Father John LoCoco, a priest of the Archdiocese of Milwaukee, is about six months younger than Acutis. And when he first heard about Acutis in 2014, he said he was “wholly unimpressed by his witness at first.”
“I never cared much for computers or video games, so it never made him ‘familiar.’ He was just a kid who blogged about the Eucharist,” Father LoCoco told CNA.
Gradually, however, Father LoCoco’s views on Acutis began to change, and now he thinks that Acutis “will be a stalwart saint in the modern age.”
“I think that what I have come to love is what seems to be the very gentle nature of Carlo,” Father LoCoco said. “His care for those who are picked on in school, his care for those whose parents were divorcing; Carlo seems so emotionally invested in the lives of people.”
Father LoCoco told CNA that he now finds the “profoundly quiet, honest sense that he had of God’s presence in all things” to be “remarkable.”
Maria Roberts, a 26-year-old computer programmer, is excited that her profession is about to gain its own patron saint, and she thinks that Acutis is a good example for how Catholics should be using the internet.
“It is important for us as Catholics to ”think about how technology can be used for good and for evangelization, and not as a way to take advantage of others or demoralize young people,” she said.
“There is so much good to be done and so much suffering nowadays – young people should know that their talents can be used for God’s glory in many ways through our technological advances.”
Acutis’ age has been a sort of a spiritual wake-up call for some Catholics.
“The fact that we were alive at the same time and are so close in age seems to highlight even more the gap between our ‘levels’ of holiness,” Taylor Hyatt, a 28-year-old from Canada, told CNA. She was born the same year as Acutis.
“That said, I really appreciate his deep love for the Eucharist and interest in the internet. We shared those interests, back when I was his age and up to now,” she said. Hyatt also admired Acutis’ interest in disability rights, a cause she is also involved with.
It is Acutis’ “normalcy” that makes him so interesting, some Catholics told CNA.
Acutis “is someone we can look at and quite literally picture ourselves,” Alex Trevino, a 30-year-old from Dallas, told CNA. “He’s buried in the clothes that I wore as a teenager.”

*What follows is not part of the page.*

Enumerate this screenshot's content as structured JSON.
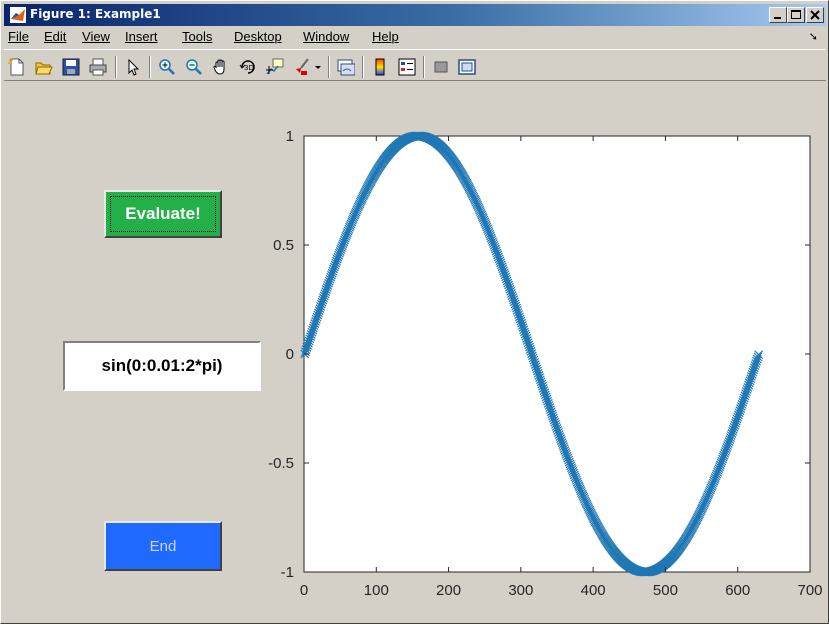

Trevino said that Acutis’ beatification shows young people “that you don’t need to be a priest, a bishop or even a pope to be holy.”
“We need to see as a church that sainthood, heaven and eternal life with God is real and attainable,” he added.
Ani, a 24-year-old from Texas, agreed. She described Acutis as “just a regular dude who grew up Catholic, as we all do, got sick like so many people do, and built a website to post about his specific interests like we do.”
“We talk about everyday sanctity a lot in Schoenstatt, the concept of doing things extraordinarily well,” Ani said to CNA. “I feel like Carlo maybe the first saint I’ve seen that’s had an actually normal, human, attainable way to do that.”